The upland regions of Glenveagh are also home to the Irish hare (Lepus timidus hibernicus). This hardy mammal can survive on a diet of mountain grasses and sedges, though it also occurs on lower ground. It is a race of arctic mountain hare, but unlike the race found in Scotland, its coat seldom turns white in winter.

Several species of Bat are to be found in Glenveagh. Emerging from hibernation by spring, they often roost in old buildings and the woodlands in Glenveagh, making the most of insect prey which becomes abundant on warm nights.Pipistrelle Bat

Common & Soprano Pipistrelle
The Common Pipistrelle (Pipistrellus pipistrellus) and the Soprano Pipistrelle (Pipistrellus pygmaeus) are Ireland’s two smallest bat species, weighing no more than around 5 grams. They feed largely on mosquitos, small moths and midges, and can consume approximately 3,000 insects per night. Pipistrelles regularly roost in both the Visitor’s Centre and the Castle in Glenveagh, preferring to occupy confined spaces such as behind hanging tiles and soffit boards or between roofing felt and roof tiles, rather than the main attic space.

Daubenton’s Bat
While a number of bat species feed over lakes and rivers, none has such a close association with water as the Daubenton’s bat (Myotis daubentonii) or ‘water bat’. This species is easily recognisable by its low, level flight above the surface of slow-moving rivers and lakes searching for caddisflies, mayflies and midges, and may even scoop prey from the water surface using its big feet. Daubenton’s bats roost under stone bridges, in ruins, canal tunnels, trees and damp caves.

Leisler’s Bat
The Leisler’s bat (Nyctalus leisleri) is Ireland’s largest bat species and can be found roosting in both the buildings and woodland areas of Glenveagh. It is one of the first bats to emerge at night and can be observed soon after sunset flying over open spaces such as parks and fields. The Leisler’s bat is distinguishable by its flight altitude, it is found flying at much greater heights than the other Irish species, from where it can ‘dive’ on its prey (usually midges, craneflies, or beetles).
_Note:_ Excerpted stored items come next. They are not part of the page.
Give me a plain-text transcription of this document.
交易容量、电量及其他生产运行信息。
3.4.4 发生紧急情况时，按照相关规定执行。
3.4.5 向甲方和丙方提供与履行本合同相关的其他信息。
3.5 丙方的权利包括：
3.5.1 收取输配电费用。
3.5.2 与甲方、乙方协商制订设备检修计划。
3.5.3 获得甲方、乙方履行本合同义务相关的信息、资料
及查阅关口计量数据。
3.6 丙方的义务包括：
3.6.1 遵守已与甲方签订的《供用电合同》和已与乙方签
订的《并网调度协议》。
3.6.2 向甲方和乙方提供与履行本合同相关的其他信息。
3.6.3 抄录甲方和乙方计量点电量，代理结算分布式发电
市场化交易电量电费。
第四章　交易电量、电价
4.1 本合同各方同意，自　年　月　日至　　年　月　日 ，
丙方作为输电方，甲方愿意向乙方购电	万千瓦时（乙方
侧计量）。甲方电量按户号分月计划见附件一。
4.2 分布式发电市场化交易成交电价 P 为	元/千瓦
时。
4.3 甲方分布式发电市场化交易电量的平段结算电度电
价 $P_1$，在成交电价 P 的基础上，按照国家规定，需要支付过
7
Bat nights have become a regular (and popular) feature of the summer calendar in Glenveagh. A brief presentation is followed by a short, guided night-time walk with bat detectors. Please see our upcoming events page for further details. Further information on the bats of Glenveagh is available for download here.

Otters (Lutra lutra), while being a largely secretive species, can be found in the main valley of Glenveagh. They have been regularly observed in rivers both above and below lough Veagh.
Badgers (Meles meles) and foxes (Vulpes vulpes) are important predators in the Glenveagh ecosystem, while sightings can be elusive, both can be observed in the woodlands and on the open heath. Both species are opportunistic hunters and will take a wide variety of foods ranging from worms in the spring to blackberries in the autumn. Glenveagh is also home to stoats (Mustela erminea hibernica) and pine martins (Martes martes), rarely seen but often captured on wildlife cameras by staff.